As an external adviser who has worked closely with Zopa for many years now, this may seem an odd title for my first Blog on the site. But the events of this week serve to underline this fact more than ever before.

As Barclays and HSBC post half year profits akin the GDP of a small country (£3 billion each, in just 6 months) and the bonuses at Canary Wharf appear to be flowing like honey again, it is a bit like punk never happened.

Despite some Cheshire cat smiles in Docklands, things are very different for these banks’ customers. The charges banks are taking – primarily through the spread between the interest they charge on lending and the interest they pay on savings – have never been higher. They’ve stopped lending to anyone other than the most secure borrowers, and even then at rates in the teens or worse, despite Bank of England and LIBOR rates being at record lows.

Despite Alistair Darling’s threats, the Conservatives promising major reviews of the banks if they are elected, Mervyn King saying it’s all quite outrageous, and the FSA standing in the wings like some giant toothless dinosaur, the banks are just carrying on as if nothing has happened.

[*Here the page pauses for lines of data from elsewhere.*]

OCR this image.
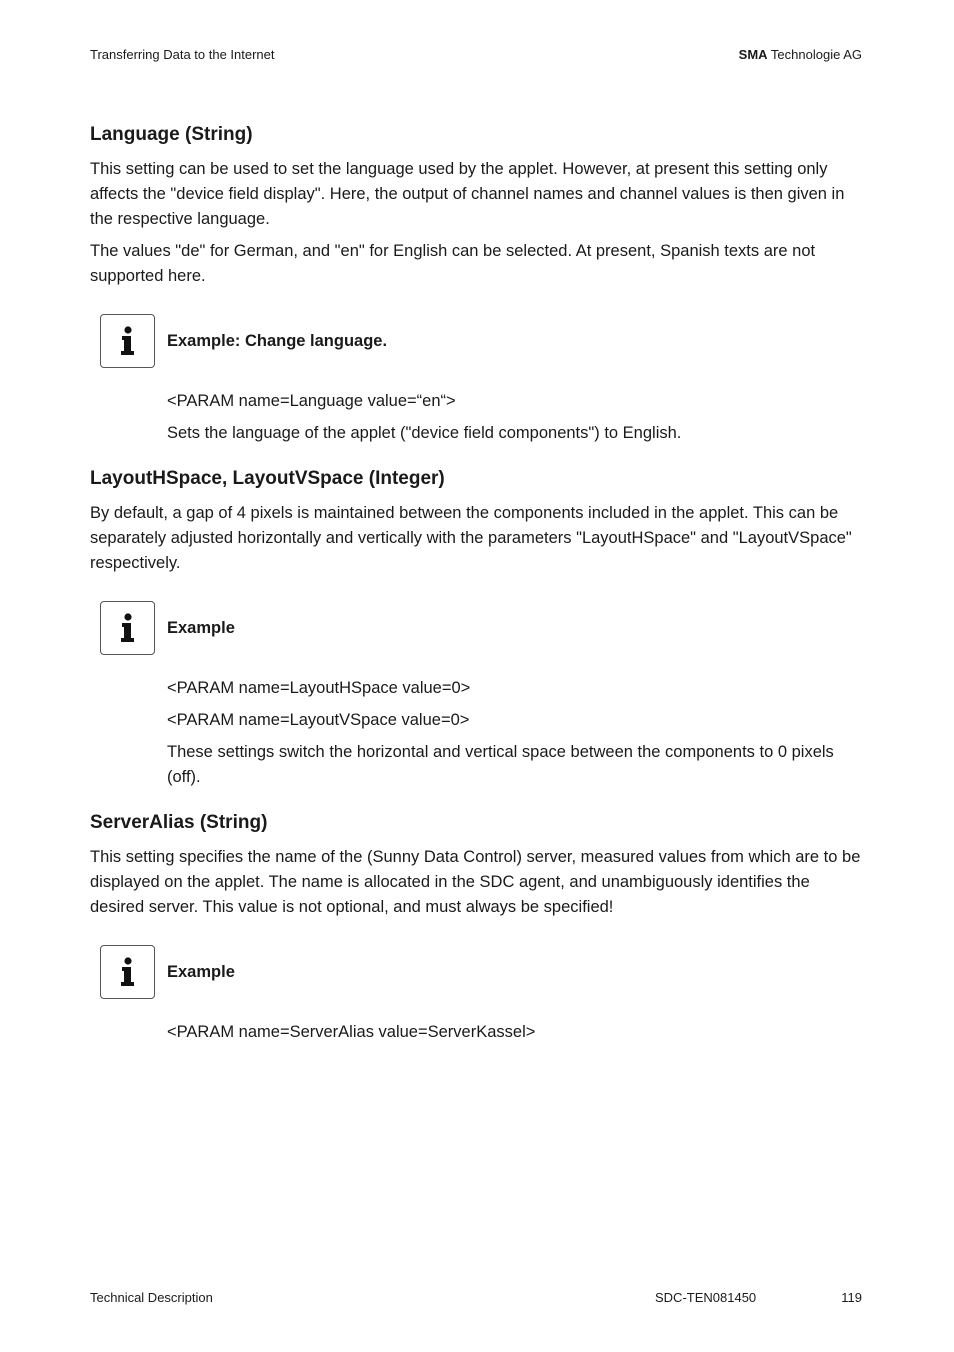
Transferring Data to the Internet	SMA Technologie AG
Language (String)

This setting can be used to set the language used by the applet. However, at present this setting only affects the "device field display". Here, the output of channel names and channel values is then given in the respective language.

The values "de" for German, and "en" for English can be selected. At present, Spanish texts are not supported here.

Example: Change language.

<PARAM name=Language value=“en“>

Sets the language of the applet ("device field components") to English.

LayoutHSpace, LayoutVSpace (Integer)

By default, a gap of 4 pixels is maintained between the components included in the applet. This can be separately adjusted horizontally and vertically with the parameters "LayoutHSpace" and "LayoutVSpace" respectively.

Example

<PARAM name=LayoutHSpace value=0>

<PARAM name=LayoutVSpace value=0>

These settings switch the horizontal and vertical space between the components to 0 pixels (off).

ServerAlias (String)

This setting specifies the name of the (Sunny Data Control) server, measured values from which are to be displayed on the applet. The name is allocated in the SDC agent, and unambiguously identifies the desired server. This value is not optional, and must always be specified!

Example

<PARAM name=ServerAlias value=ServerKassel>

Technical Description	SDC-TEN081450	119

But of course something has happened. Our children’s children’s children will still be paying off the costs – direct and indirect – of the banking industry’s enormous mistakes of the recent past. Without effective action from the Government and regulators, these mistakes will be made all over again, as personal greed and the arrogance of bankers stomps all over the lessons that should have been learned on the way to being bailed out by the taxpayer.

The problem is that unlike so many other far healthier industries, the banks have no effective competition. Microsoft is kept in check by Apple and increasingly Google. Warner, EMI and Sony are battling it out with the digital download phenomena. Tesco has to watch out for Sainsburys, M&S and Waitrose. Even the BBC has to keep something of an eye on ITV and Channel 4.

Banks don’t have the self-righting mechanism of genuine competition. It’s become a cosy club where customers are simply the supplier of money for banks to punt in their casino operations, politely called ‘investment banking’.

Meanwhile, Zopa – the world’s first online peer-to-peer lending marketplace – passes the £50 million of loans milestone and does 40% of that in just this year alone. Compared to the banks the numbers are of course tiny, but the pace of growth is quite remarkable.

Could Zopa become the first real competitive pressure banks feel to put their customers more at the centre of what they do? I think so. And that would be good for all of us – even ultimately the banks themselves. Imagine a world in which people liked their bank…

But when I have suggested this to one or two bankers in charge of strategy for a couple of the big banks, they laugh – out loud.

They are amused because in their eyes, peer-to-peer finance is so small, they think it doesn’t even warrant thinking about. When I made the point that P2P finance is growing fast and that every new phenomena had to start somewhere (iPods etc) there is a chilling response. In hushed, conspiratorial tones they say, “If Zopa ever gets big enough to matter, we will just undercut it on price for as long as it takes to kill it off, then get back to normal. Simple.”

As memories of British Airways v Laker and then Virgin Atlantic come rushing back, I feel room for optimism by remembering another new kid on the block, much closer to Zopa in many ways, and one that every big retailer laughed at in their early years – eBay.

It took them many years, but they have now not only revolutionised the second hand goods industry, they are the largest retailer in the world.